The IHME projection for total deaths in the United States by August 4 also seems low to me. 

This chart shows 20,461 deaths as of April 11. The figures from that date from Worldometer,, and Johns Hopkins University are about 22,000 deaths. Their projection is for 29,902 deaths today (April 16), but the current figures are 34,475 (Worldometer and, which incorporates many more deaths reported from New York (especially NYC) than was earlier reported. 

I think that because there are still probably many deaths not being reported, the actual number of people who have died from coronavirus is a good deal higher than we know now, and therefore the estimate given by IHME is really quite misleading.
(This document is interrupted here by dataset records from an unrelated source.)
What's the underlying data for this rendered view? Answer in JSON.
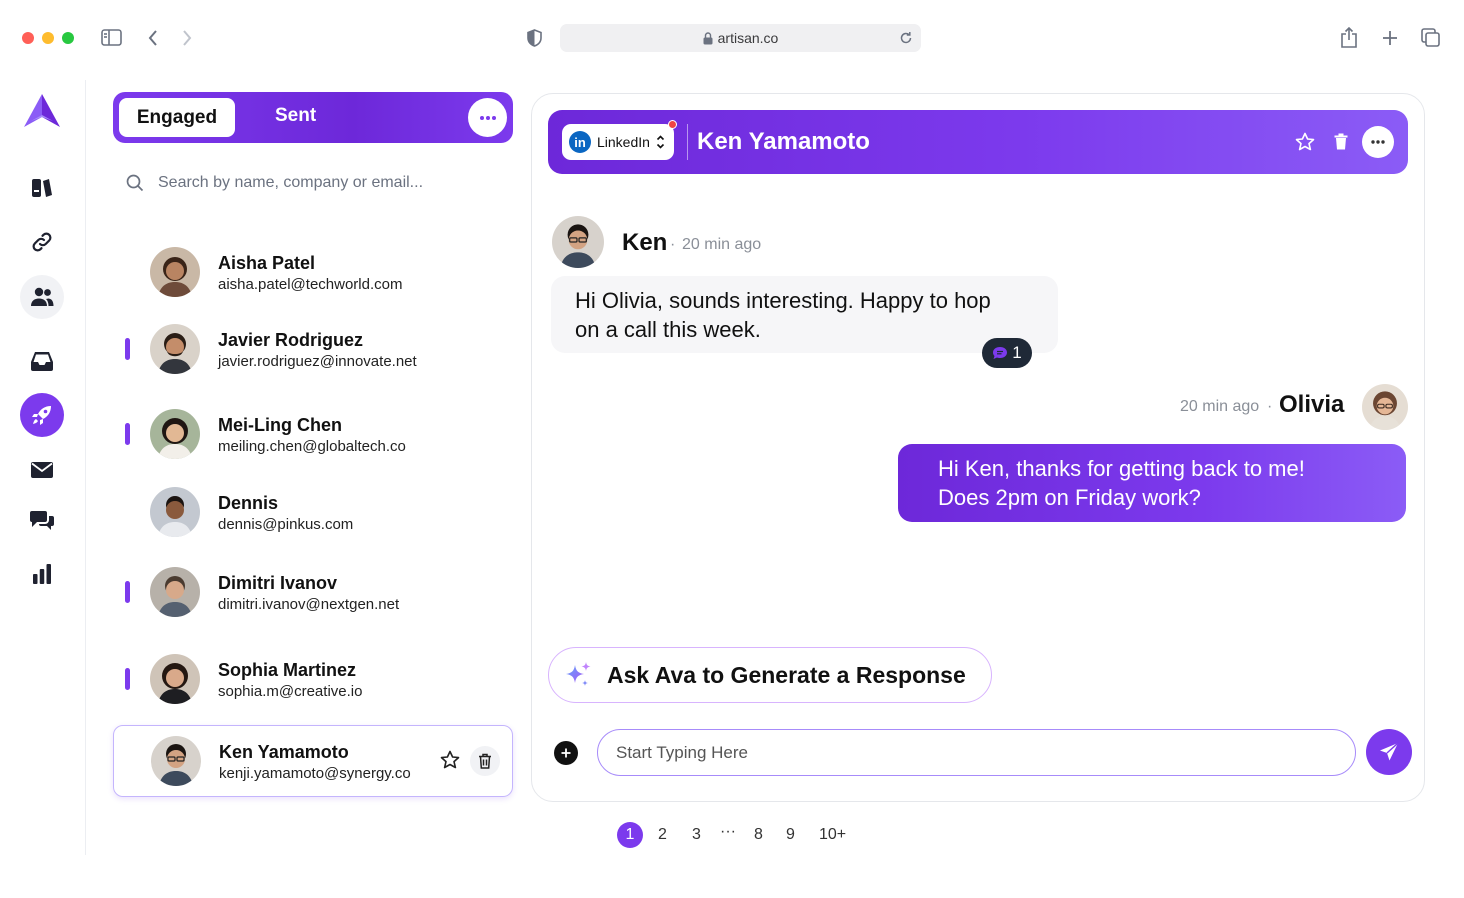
{
  "browser": {
    "traffic_lights": {
      "close": "#ff5f57",
      "minimize": "#febc2e",
      "zoom": "#28c840"
    },
    "url": "artisan.co"
  },
  "theme": {
    "accent": "#7c3aed"
  },
  "rail": {
    "items": [
      {
        "icon": "logo-icon"
      },
      {
        "icon": "book-icon"
      },
      {
        "icon": "link-icon"
      },
      {
        "icon": "users-icon"
      },
      {
        "icon": "inbox-icon"
      },
      {
        "icon": "rocket-icon"
      },
      {
        "icon": "mail-icon"
      },
      {
        "icon": "chat-bubbles-icon"
      },
      {
        "icon": "bar-chart-icon"
      }
    ]
  },
  "tabs": {
    "engaged": "Engaged",
    "sent": "Sent"
  },
  "search": {
    "placeholder": "Search by name, company or email..."
  },
  "contacts": [
    {
      "name": "Aisha Patel",
      "email": "aisha.patel@techworld.com",
      "marked": false
    },
    {
      "name": "Javier Rodriguez",
      "email": "javier.rodriguez@innovate.net",
      "marked": true
    },
    {
      "name": "Mei-Ling Chen",
      "email": "meiling.chen@globaltech.co",
      "marked": true
    },
    {
      "name": "Dennis",
      "email": "dennis@pinkus.com",
      "marked": false
    },
    {
      "name": "Dimitri Ivanov",
      "email": "dimitri.ivanov@nextgen.net",
      "marked": true
    },
    {
      "name": "Sophia Martinez",
      "email": "sophia.m@creative.io",
      "marked": true
    },
    {
      "name": "Ken Yamamoto",
      "email": "kenji.yamamoto@synergy.co",
      "marked": false,
      "selected": true
    }
  ],
  "conversation": {
    "channel": "LinkedIn",
    "contact_name": "Ken Yamamoto",
    "messages": [
      {
        "sender": "Ken",
        "time": "20 min ago",
        "text_line1": "Hi Olivia, sounds interesting. Happy to hop",
        "text_line2": "on a call this week.",
        "reaction_count": "1"
      },
      {
        "sender": "Olivia",
        "time": "20 min ago",
        "text_line1": "Hi Ken, thanks for getting back to me!",
        "text_line2": "Does 2pm on Friday work?"
      }
    ],
    "ai_button": "Ask Ava to Generate a Response",
    "composer_placeholder": "Start Typing Here"
  },
  "pagination": {
    "pages": [
      "1",
      "2",
      "3",
      "···",
      "8",
      "9",
      "10+"
    ],
    "current": "1"
  }
}
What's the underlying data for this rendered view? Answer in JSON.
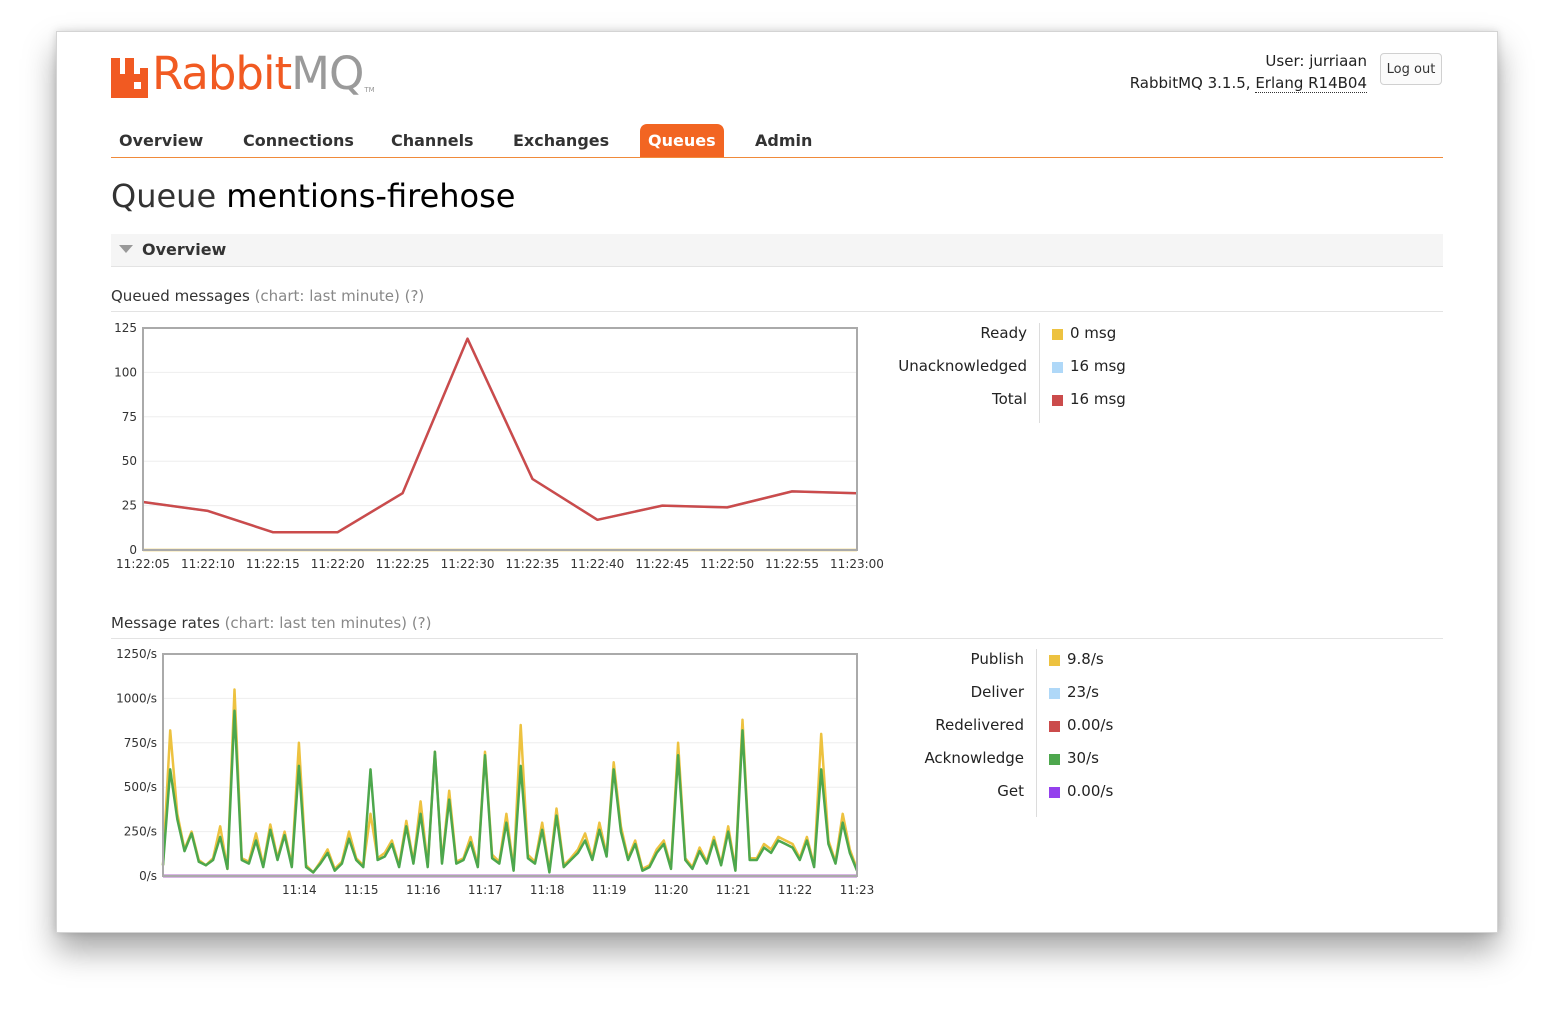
{
  "header": {
    "logo_rabbit": "Rabbit",
    "logo_mq": "MQ",
    "logo_tm": "TM",
    "user_label": "User:",
    "user_name": "jurriaan",
    "version_text": "RabbitMQ 3.1.5,",
    "erlang_text": "Erlang R14B04",
    "logout_label": "Log out"
  },
  "nav": {
    "items": [
      {
        "label": "Overview"
      },
      {
        "label": "Connections"
      },
      {
        "label": "Channels"
      },
      {
        "label": "Exchanges"
      },
      {
        "label": "Queues",
        "active": true
      },
      {
        "label": "Admin"
      }
    ]
  },
  "page": {
    "title_prefix": "Queue",
    "queue_name": "mentions-firehose",
    "section_label": "Overview"
  },
  "queued": {
    "heading": "Queued messages",
    "chart_note": "(chart: last minute)",
    "help": "(?)",
    "legend": [
      {
        "label": "Ready",
        "value": "0 msg",
        "color": "#edc240"
      },
      {
        "label": "Unacknowledged",
        "value": "16 msg",
        "color": "#afd8f8"
      },
      {
        "label": "Total",
        "value": "16 msg",
        "color": "#cb4b4b"
      }
    ]
  },
  "rates": {
    "heading": "Message rates",
    "chart_note": "(chart: last ten minutes)",
    "help": "(?)",
    "legend": [
      {
        "label": "Publish",
        "value": "9.8/s",
        "color": "#edc240"
      },
      {
        "label": "Deliver",
        "value": "23/s",
        "color": "#afd8f8"
      },
      {
        "label": "Redelivered",
        "value": "0.00/s",
        "color": "#cb4b4b"
      },
      {
        "label": "Acknowledge",
        "value": "30/s",
        "color": "#4da74d"
      },
      {
        "label": "Get",
        "value": "0.00/s",
        "color": "#9440ed"
      }
    ]
  },
  "chart_data": [
    {
      "type": "line",
      "title": "Queued messages",
      "x": [
        "11:22:05",
        "11:22:10",
        "11:22:15",
        "11:22:20",
        "11:22:25",
        "11:22:30",
        "11:22:35",
        "11:22:40",
        "11:22:45",
        "11:22:50",
        "11:22:55",
        "11:23:00"
      ],
      "ylim": [
        0,
        125
      ],
      "yticks": [
        0,
        25,
        50,
        75,
        100,
        125
      ],
      "series": [
        {
          "name": "Ready",
          "color": "#edc240",
          "values": [
            0,
            0,
            0,
            0,
            0,
            0,
            0,
            0,
            0,
            0,
            0,
            0
          ]
        },
        {
          "name": "Unacknowledged",
          "color": "#afd8f8",
          "values": [
            27,
            22,
            10,
            10,
            32,
            119,
            40,
            17,
            25,
            24,
            33,
            32
          ]
        },
        {
          "name": "Total",
          "color": "#cb4b4b",
          "values": [
            27,
            22,
            10,
            10,
            32,
            119,
            40,
            17,
            25,
            24,
            33,
            32
          ]
        }
      ]
    },
    {
      "type": "line",
      "title": "Message rates",
      "x": [
        "11:14",
        "11:15",
        "11:16",
        "11:17",
        "11:18",
        "11:19",
        "11:20",
        "11:21",
        "11:22",
        "11:23"
      ],
      "x_range": [
        11.8,
        23.0
      ],
      "ylim": [
        0,
        1250
      ],
      "yticks": [
        "0/s",
        "250/s",
        "500/s",
        "750/s",
        "1000/s",
        "1250/s"
      ],
      "ytick_values": [
        0,
        250,
        500,
        750,
        1000,
        1250
      ],
      "series": [
        {
          "name": "Publish",
          "color": "#edc240",
          "values": [
            60,
            820,
            350,
            150,
            250,
            90,
            60,
            100,
            280,
            40,
            1050,
            100,
            80,
            240,
            60,
            290,
            100,
            250,
            60,
            750,
            60,
            20,
            80,
            150,
            40,
            80,
            250,
            100,
            60,
            350,
            100,
            130,
            200,
            60,
            310,
            80,
            420,
            60,
            700,
            80,
            480,
            80,
            100,
            220,
            60,
            700,
            120,
            80,
            350,
            40,
            850,
            120,
            80,
            300,
            30,
            380,
            60,
            100,
            150,
            240,
            100,
            300,
            120,
            640,
            280,
            100,
            200,
            40,
            60,
            150,
            200,
            50,
            750,
            100,
            50,
            160,
            80,
            220,
            70,
            280,
            40,
            880,
            100,
            100,
            180,
            150,
            220,
            200,
            180,
            100,
            220,
            60,
            800,
            200,
            80,
            350,
            150,
            40
          ]
        },
        {
          "name": "Deliver",
          "color": "#afd8f8",
          "values": [
            0,
            0,
            0,
            0,
            0,
            0,
            0,
            0,
            0,
            0,
            0,
            0,
            0,
            0,
            0,
            0,
            0,
            0,
            0,
            0,
            0,
            0,
            0,
            0,
            0,
            0,
            0,
            0,
            0,
            0,
            0,
            0,
            0,
            0,
            0,
            0,
            0,
            0,
            0,
            0,
            0,
            0,
            0,
            0,
            0,
            0,
            0,
            0,
            0,
            0,
            0,
            0,
            0,
            0,
            0,
            0,
            0,
            0,
            0,
            0,
            0,
            0,
            0,
            0,
            0,
            0,
            0,
            0,
            0,
            0,
            0,
            0,
            0,
            0,
            0,
            0,
            0,
            0,
            0,
            0,
            0,
            0,
            0,
            0,
            0,
            0,
            0,
            0,
            0,
            0,
            0,
            0,
            0,
            0,
            0,
            0,
            0,
            0
          ]
        },
        {
          "name": "Redelivered",
          "color": "#cb4b4b",
          "values": [
            0,
            0,
            0,
            0,
            0,
            0,
            0,
            0,
            0,
            0,
            0,
            0,
            0,
            0,
            0,
            0,
            0,
            0,
            0,
            0,
            0,
            0,
            0,
            0,
            0,
            0,
            0,
            0,
            0,
            0,
            0,
            0,
            0,
            0,
            0,
            0,
            0,
            0,
            0,
            0,
            0,
            0,
            0,
            0,
            0,
            0,
            0,
            0,
            0,
            0,
            0,
            0,
            0,
            0,
            0,
            0,
            0,
            0,
            0,
            0,
            0,
            0,
            0,
            0,
            0,
            0,
            0,
            0,
            0,
            0,
            0,
            0,
            0,
            0,
            0,
            0,
            0,
            0,
            0,
            0,
            0,
            0,
            0,
            0,
            0,
            0,
            0,
            0,
            0,
            0,
            0,
            0,
            0,
            0,
            0,
            0,
            0,
            0
          ]
        },
        {
          "name": "Acknowledge",
          "color": "#4da74d",
          "values": [
            60,
            600,
            320,
            140,
            240,
            80,
            60,
            90,
            220,
            40,
            930,
            90,
            70,
            200,
            50,
            260,
            90,
            230,
            50,
            620,
            50,
            20,
            70,
            130,
            30,
            70,
            210,
            90,
            50,
            600,
            90,
            110,
            180,
            50,
            280,
            70,
            350,
            50,
            700,
            70,
            430,
            70,
            90,
            190,
            50,
            680,
            100,
            70,
            300,
            30,
            620,
            100,
            70,
            260,
            20,
            340,
            50,
            90,
            130,
            200,
            90,
            260,
            110,
            600,
            250,
            90,
            180,
            30,
            50,
            130,
            180,
            40,
            680,
            90,
            40,
            140,
            70,
            200,
            60,
            250,
            30,
            820,
            90,
            90,
            160,
            130,
            200,
            180,
            160,
            90,
            200,
            50,
            600,
            180,
            70,
            300,
            130,
            30
          ]
        },
        {
          "name": "Get",
          "color": "#9440ed",
          "values": [
            0,
            0,
            0,
            0,
            0,
            0,
            0,
            0,
            0,
            0,
            0,
            0,
            0,
            0,
            0,
            0,
            0,
            0,
            0,
            0,
            0,
            0,
            0,
            0,
            0,
            0,
            0,
            0,
            0,
            0,
            0,
            0,
            0,
            0,
            0,
            0,
            0,
            0,
            0,
            0,
            0,
            0,
            0,
            0,
            0,
            0,
            0,
            0,
            0,
            0,
            0,
            0,
            0,
            0,
            0,
            0,
            0,
            0,
            0,
            0,
            0,
            0,
            0,
            0,
            0,
            0,
            0,
            0,
            0,
            0,
            0,
            0,
            0,
            0,
            0,
            0,
            0,
            0,
            0,
            0,
            0,
            0,
            0,
            0,
            0,
            0,
            0,
            0,
            0,
            0,
            0,
            0,
            0,
            0,
            0,
            0,
            0,
            0
          ]
        }
      ]
    }
  ]
}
Like everyone else, I don't know how many people will die of the virus by August 4, 2020, nor can I predict the future about whether the infection and death rates will go down or up from now on. 

Some relevant articles on how the numbers of deaths are probably too low: (information from the Fire Department of New York City about home deaths that haven't been reported in the COVID statistics) (addition of 3778 deaths to the total number in New York City).

And this article is about the count of excess deaths in several cities in northern Italy, in the heart of the pandemic there:

Thursday, April 09, 2020

Rainy Day, Sunny Sunset

Today was a cold, rainy, windy day, but it ended with glorious sunshine.

Sunday, April 05, 2020

More signs of spring from Westport, Mass.

I don't find that I really feel like posting any words during the coronavirus. I feel melancholy, and worried, and anxious, and all of the other depressing emotions that most people are feeling now. I feel like I have insights that are new to me, but not new to the world. So go read some profound thinkers. 

I can give you photos of Westport on a beautiful April spring day, however. The first photo is from the end of the driveway of my folks' house in Westport. The second photo is of the field across the road, which could have cows in it, but doesn't now. 

The next two photos are of a few of the many daffodils (and I mean many) that Eve has planted here. The last is of a forsythia bush, one of the two that's started to bloom. If we manage to get a decently warm day or two with consistent sun, I'm sure all the forsythia blossoms will come out 

Yesterday, I took a drive down to Westport Point to go look at the water - carefully, wearing a mask, avoiding other people. I saw two magnolia trees - one that was already blooming, the other one just about to pop. I'll have to go back tomorrow and investigate them again. I also saw an extremely enthusiastic big dog jumping straight up the entire length of its body, and then standing with its front legs on a woman's shoulders. I would have liked to have gotten a photo of that, but I didn't.